You have the misfortune to own an unreliable clock. This one loses exactly 8 minutes every hour. It is now showing 4:15pm and you know that is was correct at midnight, when you set it. The clock stopped one hour ago, what is the correct time now?
Answer: 7:45pm: since the clock is losing 8 minutes every hour, for every real hour that has passed, the clock will only show 52 minutes. Since the clock shows 4.15pm, we know that 975 clock minutes have passed. This therefore equals 1125 real minutes and hence 18 hours 45 minutes. The clock stopped 60 minutes ago, therefore the time must now be 19.45pm. QED.
On my local railway track there is a tunnel which is 5 miles long.
A train, which was 440 yards long, entered the tunnel at a speed of 50 miles per hour.
How long did it take for the whole of the train to pass completely through the tunnel?
Hint: There are 1,760 yards in a mile.
Answer: 6 minutes and 18 seconds.
The train has to effectively travel 5.25 miles at 50 mph. Time = Dist ÷ Speed = 5.25 ÷ 50 = 0.105 hours = 6.3 minutes = 6 minutes 18 seconds. QED.
Last week I decided to cycle to my Grandmother's house.
On the first day, I cycled half of the distance.
On day 2, I cycled one half of the remaining distance.
On day 3, I cycled three quarters of the remaining distance.
On day 4, I cycled 10 miles.
On day 5 I cycled two thirds of the remaining distance and on the final day I cycled the remaining 5 miles.
On the final day I cycled the remaining 5 miles
On Day 5 I started with 15 miles (as I cycled two thirds, leaving 5 miles).
On Day 4 I started with 25 miles (as I cycled 10 miles).
On Day 3 I started with 100 miles (as I cycled three quarters, leaving 25 miles).
On Day 2 I started with 200 miles (as I cycled half, leaving 100 miles).
On Day 1 I started with 400 miles (as I cycled half, leaving 200 miles).
Two boxes are labelled "A" and "B".
A sign on box A says "The sign on box B is true and the gold is in box A".
A sign on box B says "The sign on box A is false and the gold is in box A".
Assuming there is gold in one of the boxes, which box contains the gold?
Hint: This is a mind-bending paradox.
Answer: The problem cannot be solved with the information given.
The following argument can be made: If the statement on box A is true, then the statement on box B is true, since that is what the statement on box A says. But the statement on box B states that the statement on box A is false, which contradicts the original assumption. Therefore, the statement on box A must be false. This implies that either the statement on box B is false or that the gold is in box B. If the statement on box B is false, then either the statement on box A is true (which it cannot be) or the gold is in box B. Either way, the gold is in box B.

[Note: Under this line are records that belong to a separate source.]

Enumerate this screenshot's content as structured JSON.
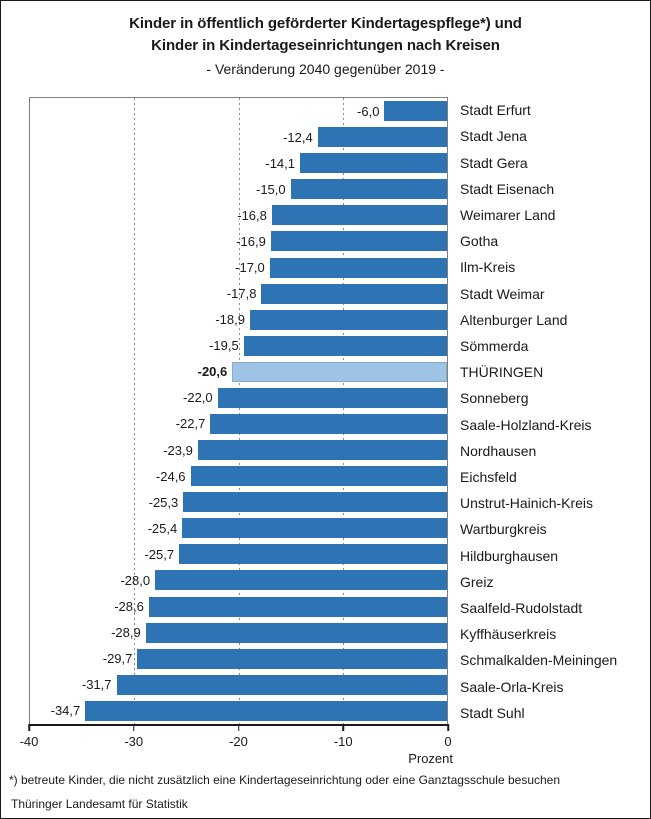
{
  "title_line1": "Kinder in öffentlich geförderter Kindertagespflege*) und",
  "title_line2": "Kinder in Kindertageseinrichtungen nach Kreisen",
  "subtitle": "- Veränderung 2040 gegenüber 2019 -",
  "chart_data": {
    "type": "bar",
    "orientation": "horizontal",
    "title": "Kinder in öffentlich geförderter Kindertagespflege*) und Kinder in Kindertageseinrichtungen nach Kreisen",
    "subtitle": "- Veränderung 2040 gegenüber 2019 -",
    "categories": [
      "Stadt Erfurt",
      "Stadt Jena",
      "Stadt Gera",
      "Stadt Eisenach",
      "Weimarer Land",
      "Gotha",
      "Ilm-Kreis",
      "Stadt Weimar",
      "Altenburger Land",
      "Sömmerda",
      "THÜRINGEN",
      "Sonneberg",
      "Saale-Holzland-Kreis",
      "Nordhausen",
      "Eichsfeld",
      "Unstrut-Hainich-Kreis",
      "Wartburgkreis",
      "Hildburghausen",
      "Greiz",
      "Saalfeld-Rudolstadt",
      "Kyffhäuserkreis",
      "Schmalkalden-Meiningen",
      "Saale-Orla-Kreis",
      "Stadt Suhl"
    ],
    "values": [
      -6.0,
      -12.4,
      -14.1,
      -15.0,
      -16.8,
      -16.9,
      -17.0,
      -17.8,
      -18.9,
      -19.5,
      -20.6,
      -22.0,
      -22.7,
      -23.9,
      -24.6,
      -25.3,
      -25.4,
      -25.7,
      -28.0,
      -28.6,
      -28.9,
      -29.7,
      -31.7,
      -34.7
    ],
    "value_labels": [
      "-6,0",
      "-12,4",
      "-14,1",
      "-15,0",
      "-16,8",
      "-16,9",
      "-17,0",
      "-17,8",
      "-18,9",
      "-19,5",
      "-20,6",
      "-22,0",
      "-22,7",
      "-23,9",
      "-24,6",
      "-25,3",
      "-25,4",
      "-25,7",
      "-28,0",
      "-28,6",
      "-28,9",
      "-29,7",
      "-31,7",
      "-34,7"
    ],
    "highlight_index": 10,
    "highlight_category": "THÜRINGEN",
    "xlabel": "Prozent",
    "xlim": [
      -40,
      0
    ],
    "xticks": [
      -40,
      -30,
      -20,
      -10,
      0
    ],
    "xtick_labels": [
      "-40",
      "-30",
      "-20",
      "-10",
      "0"
    ],
    "gridlines": "dashed vertical at -30, -20, -10",
    "legend": "none",
    "bar_color": "#2e74b5",
    "highlight_color": "#9dc3e6"
  },
  "footnote": "*) betreute Kinder, die nicht zusätzlich eine Kindertageseinrichtung oder eine Ganztagsschule besuchen",
  "source": "Thüringer Landesamt für Statistik"
}
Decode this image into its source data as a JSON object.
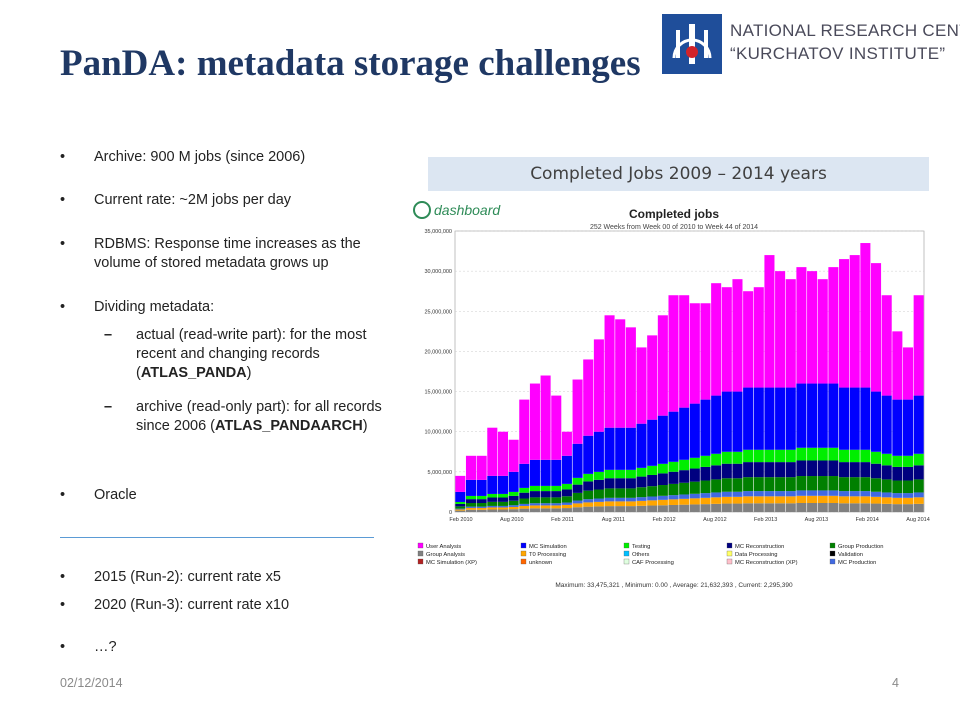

However, there is a hidden assumption in this argument: namely, that each statement must be either true or false. This assumption leads to paradoxes, for example, consider the statement: "This statement is false." If it is true, it is false; if it is false, it is true. The only way out of the paradox is to deny that the statement is either true or false and label it meaningless instead. Both of the statements on the boxes are therefore meaningless and nothing can be concluded from them. Common sense dictates that this problem cannot be solved with the information given. After all, how can we deduce which box contains the gold simply by reading statements written on the outside of the box? Suppose we deduce that the gold is in box B by whatever line of reasoning we choose. What is to stop us from simply putting the gold in box A, regardless of what we deduced?